Zu Jahresbeginn kam es in verschiedenen Städten Brasiliens zu Gefängnisrevolten. Die Gewalt nahm dramatische Ausmaße an. Die Gefängniswärter wurden der Situation nicht mehr Herr. Die Regierung schickte daraufhin hunderte von Streitkräften, um die Lage unter Kontrolle zu bekommen. Viele Gefangene entkamen, andere wurden unter großem Aufwand verlegt. Die Leichen mancher Opfer ließ man verschwinden. Dadurch wussten viele Familien der Insassen tagelang nicht, ob ihre Angehörigen noch am Leben sind oder nicht. Die Brasilienreferentin Regina Reinart schildert im Interview ihre Eindrücke der Lage und erläutert die Hintergründe.

Die Gefängnisse in Brasilien sind meist überlegt, die Bedingungen für die Häftlinge dadurch unerträglich ©Pastoral Carcerária

Was steckt hinter den Gefängnisrevolten und der unglaublichen Gewalt?

Bei den Gefängnisrevolten geht es vordergründig um den Konflikt zwischen zwei Drogenbanden, die sich in den Gefängnissen bekriegen. Sie werden jedoch befördert von einer unerträglichen Überbelegung. Allein im Bundesstaat São Paulo gibt es 166 Gefängnisse, davon sind 144 überbelegt. In einer Zelle, die für acht Personen ausgelegt ist, sind teilweise bis zu 35 Personen auf engstem Raum eingesperrt. Auch die Behandlung der Insassen ist unmenschlich. So ist es nicht erstaunlich, dass die Gefangenen gegen diese Verhältnisse aufbegehren. Seit Anfang Januar haben die Gefängnisrevolten mindestens 130 Opfer gefordert. Während meiner Dienstreise im Januar traf ich in São Paulo den Leiter der von uns unterstützten nationalen Gefängnispastoral, Pater Valdir João Silveiro. Er sagte mir: „Man geht ins Gefängnis als Verurteilter, man kommt raus als Monster.“

Wie bewertet die Gefängnispastoral die Ursachen dieser Vorfälle?

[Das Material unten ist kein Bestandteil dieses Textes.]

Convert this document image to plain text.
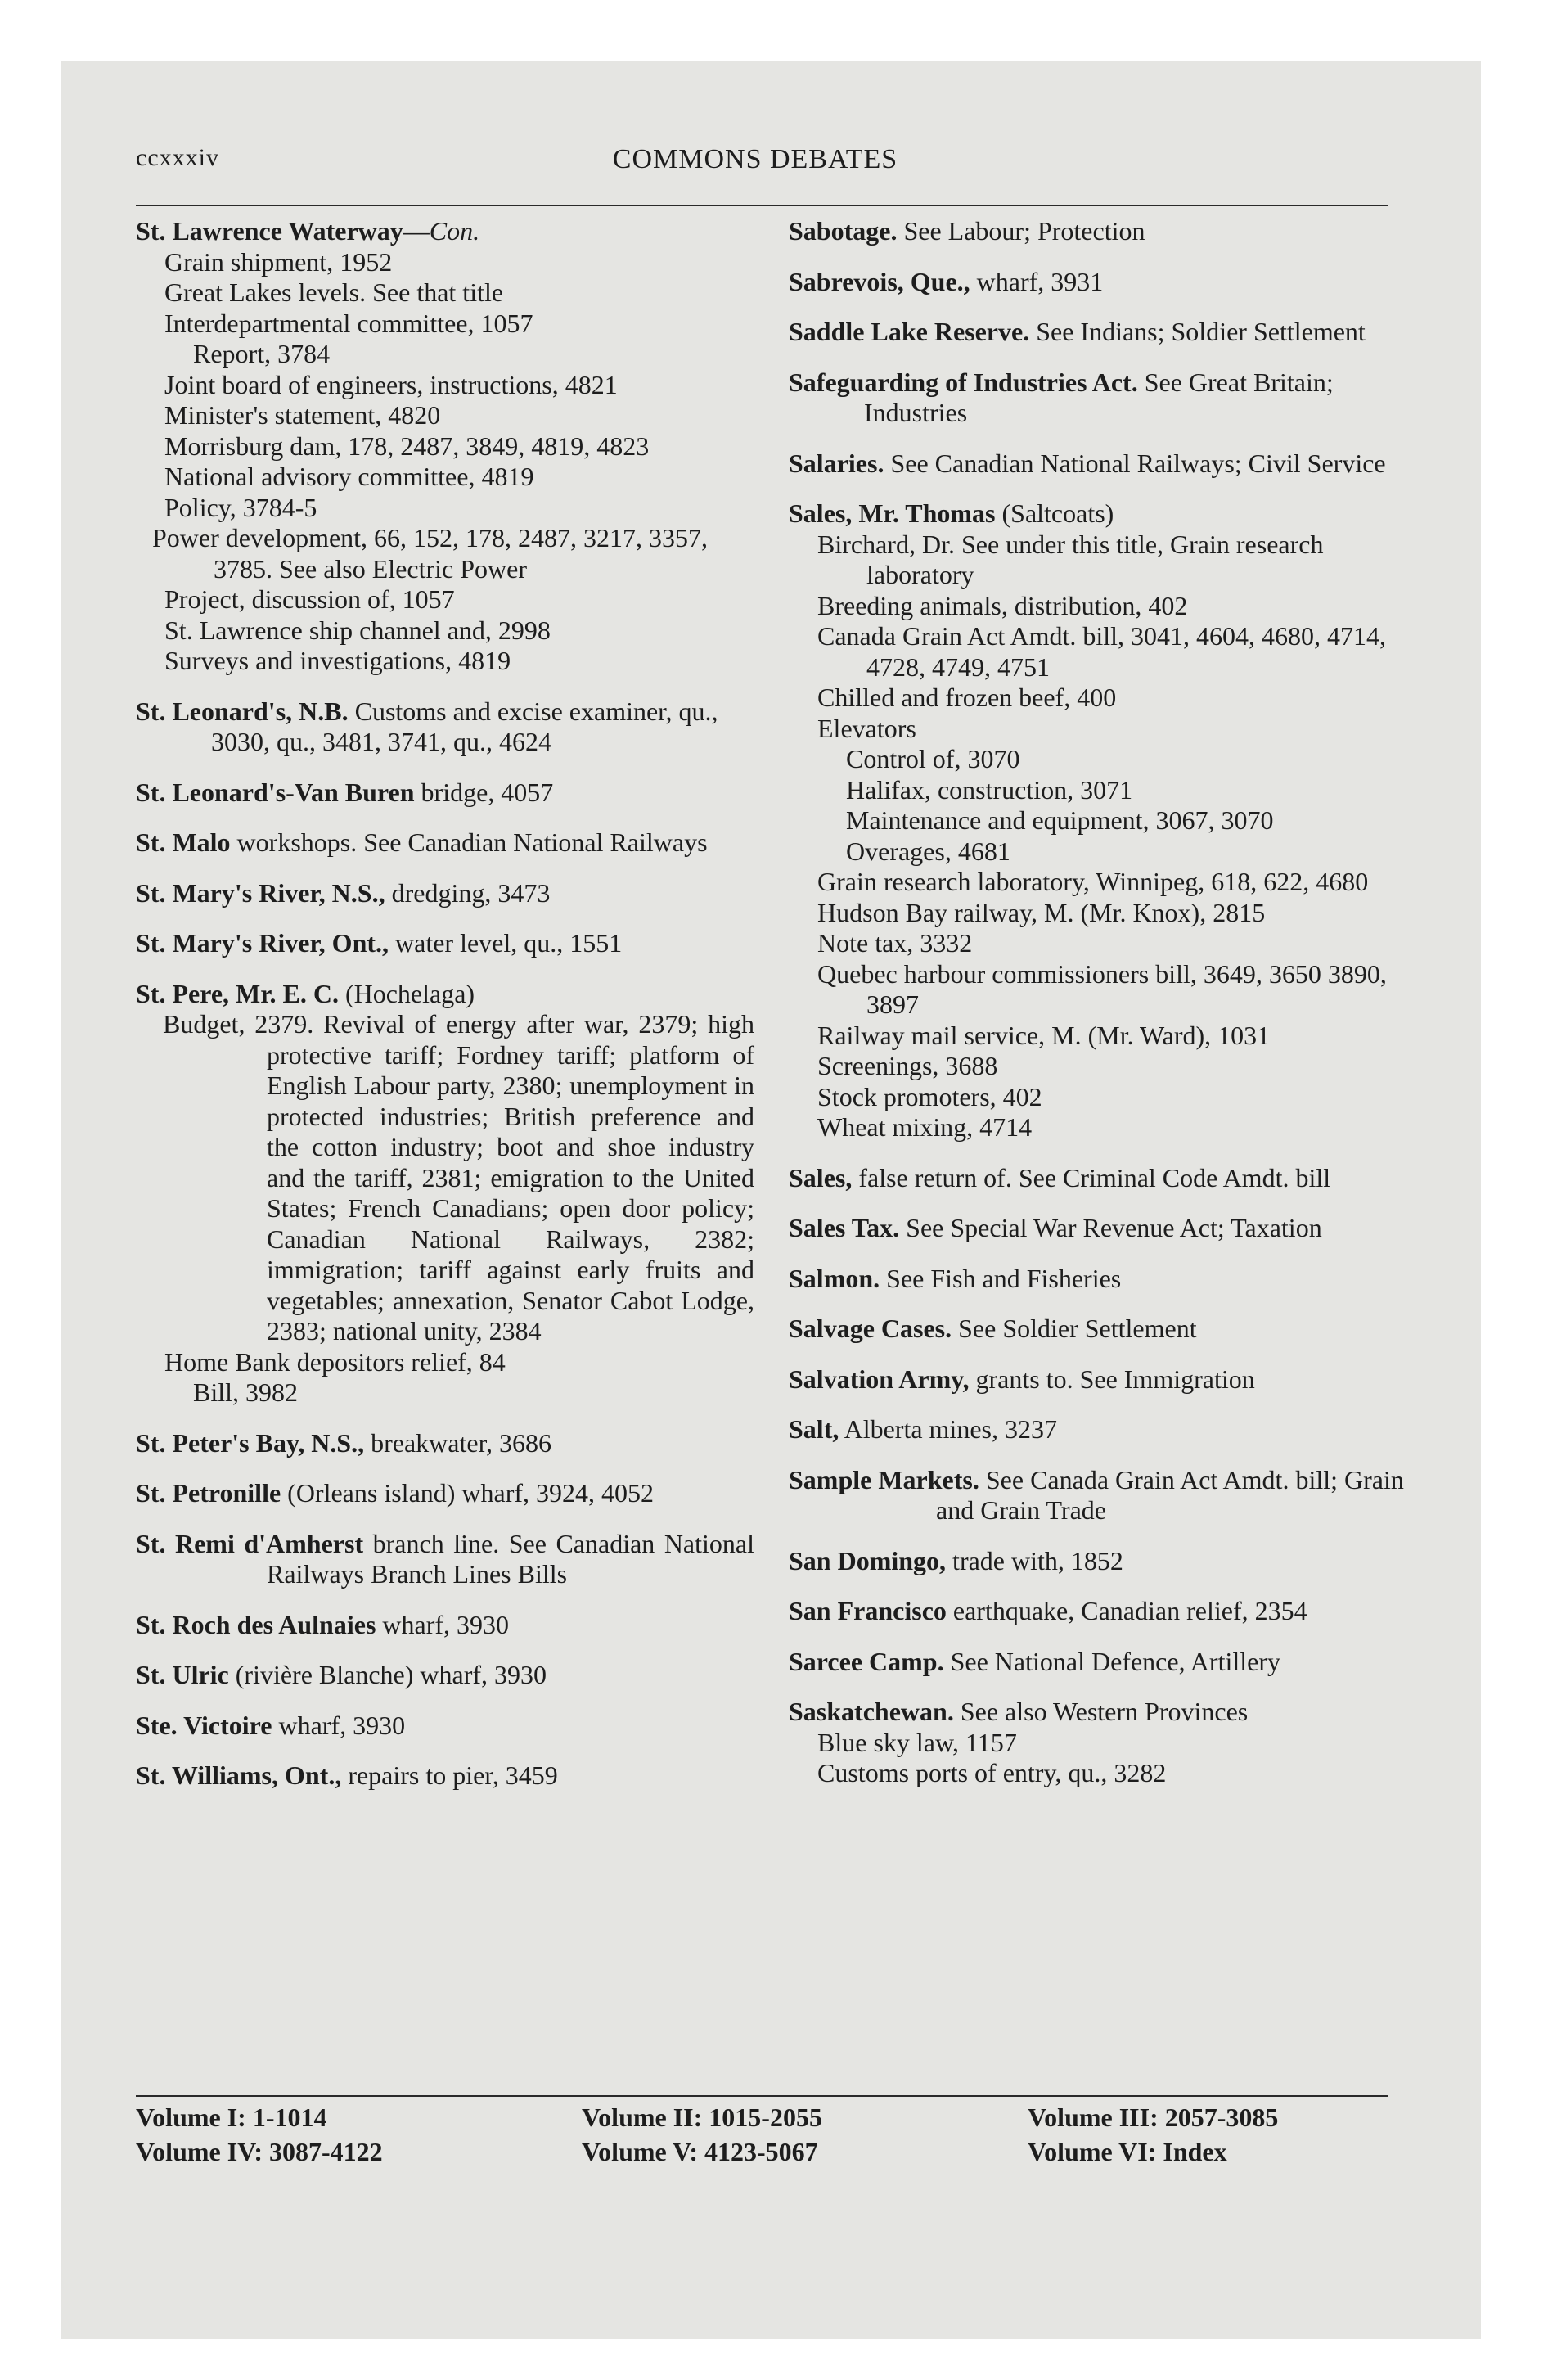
ccxxxiv	COMMONS DEBATES
St. Lawrence Waterway—Con.
Grain shipment, 1952
Great Lakes levels. See that title
Interdepartmental committee, 1057
Report, 3784
Joint board of engineers, instructions, 4821
Minister's statement, 4820
Morrisburg dam, 178, 2487, 3849, 4819, 4823
National advisory committee, 4819
Policy, 3784-5
Power development, 66, 152, 178, 2487, 3217, 3357, 3785. See also Electric Power
Project, discussion of, 1057
St. Lawrence ship channel and, 2998
Surveys and investigations, 4819
St. Leonard's, N.B. Customs and excise examiner, qu., 3030, qu., 3481, 3741, qu., 4624
St. Leonard's-Van Buren bridge, 4057
St. Malo workshops. See Canadian National Railways
St. Mary's River, N.S., dredging, 3473
St. Mary's River, Ont., water level, qu., 1551
St. Pere, Mr. E. C. (Hochelaga)
Budget, 2379. Revival of energy after war, 2379; high protective tariff; Fordney tariff; platform of English Labour party, 2380; unemployment in protected industries; British preference and the cotton industry; boot and shoe industry and the tariff, 2381; emigration to the United States; French Canadians; open door policy; Canadian National Railways, 2382; immigration; tariff against early fruits and vegetables; annexation, Senator Cabot Lodge, 2383; national unity, 2384
Home Bank depositors relief, 84
Bill, 3982
St. Peter's Bay, N.S., breakwater, 3686
St. Petronille (Orleans island) wharf, 3924, 4052
St. Remi d'Amherst branch line. See Canadian National Railways Branch Lines Bills
St. Roch des Aulnaies wharf, 3930
St. Ulric (rivière Blanche) wharf, 3930
Ste. Victoire wharf, 3930
St. Williams, Ont., repairs to pier, 3459
Sabotage. See Labour; Protection
Sabrevois, Que., wharf, 3931
Saddle Lake Reserve. See Indians; Soldier Settlement
Safeguarding of Industries Act. See Great Britain; Industries
Salaries. See Canadian National Railways; Civil Service
Sales, Mr. Thomas (Saltcoats)
Birchard, Dr. See under this title, Grain research laboratory
Breeding animals, distribution, 402
Canada Grain Act Amdt. bill, 3041, 4604, 4680, 4714, 4728, 4749, 4751
Chilled and frozen beef, 400
Elevators
Control of, 3070
Halifax, construction, 3071
Maintenance and equipment, 3067, 3070
Overages, 4681
Grain research laboratory, Winnipeg, 618, 622, 4680
Hudson Bay railway, M. (Mr. Knox), 2815
Note tax, 3332
Quebec harbour commissioners bill, 3649, 3650 3890, 3897
Railway mail service, M. (Mr. Ward), 1031
Screenings, 3688
Stock promoters, 402
Wheat mixing, 4714
Sales, false return of. See Criminal Code Amdt. bill
Sales Tax. See Special War Revenue Act; Taxation
Salmon. See Fish and Fisheries
Salvage Cases. See Soldier Settlement
Salvation Army, grants to. See Immigration
Salt, Alberta mines, 3237
Sample Markets. See Canada Grain Act Amdt. bill; Grain and Grain Trade
San Domingo, trade with, 1852
San Francisco earthquake, Canadian relief, 2354
Sarcee Camp. See National Defence, Artillery
Saskatchewan. See also Western Provinces
Blue sky law, 1157
Customs ports of entry, qu., 3282
Volume I: 1-1014	Volume II: 1015-2055	Volume III: 2057-3085
Volume IV: 3087-4122	Volume V: 4123-5067	Volume VI: Index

Die Gefängnispastoral hat diese Problematik lange kommen sehen. In Brasilien gibt es über 711.000 Gefangene. Damit liegt Brasilien weltweit hinter Russland und den Vereinigten Staaten an dritter Stelle. Die Delikte, für die Menschen einsitzen, sind oft Bagatellen. Man fragt sich, warum sie zum Beispiel für kleine Diebstähle ins Gefängnis kommen. Schon 2006 kamen in São Paulo bei einer Revolte laut offiziellen Angaben 493 Menschen ums Leben und über 50 Busse wurden in Brand gesetzt. Aus den Gefängnissen heraus wurde eine Stadt mit 20 Millionen Einwohnern lahmgelegt. Die Gefängnispastoral setzte sich schon damals für alternative Formen der Bestrafung ein wie die sogenannte „restaurative Gerechtigkeit“. Täter von kleineren Delikten sollten besser in Jugendprojekten mitarbeiten oder andere soziale Dienste leisten und dabei psychologische Betreuung erhalten. So entsteht ein Versöhnungsdialog, der Opfer, Täter sowie die betroffene Familie und Gemeinde einschließt. Die Täter verstehen so besser, dass sie etwas falsch gemacht haben und es möglich ist, ihre Fehler durch einen Dienst für die Allgemeinheit zu korrigieren. Nach den jüngsten Revolten traf sich Pater Valdir in Manaus mit Opfern, deren Anwälten und der Polizei. Schon 2006 war er eine Schlüsselperson und ging damals unter persönlichem Risiko in die Gefängnisse zu den revoltierenden Insassen, deren Vertrauen er über die Jahre gewonnen hatte. So nimmt die Gefängnispastoral auch eine wichtige Vermittlerrolle ein.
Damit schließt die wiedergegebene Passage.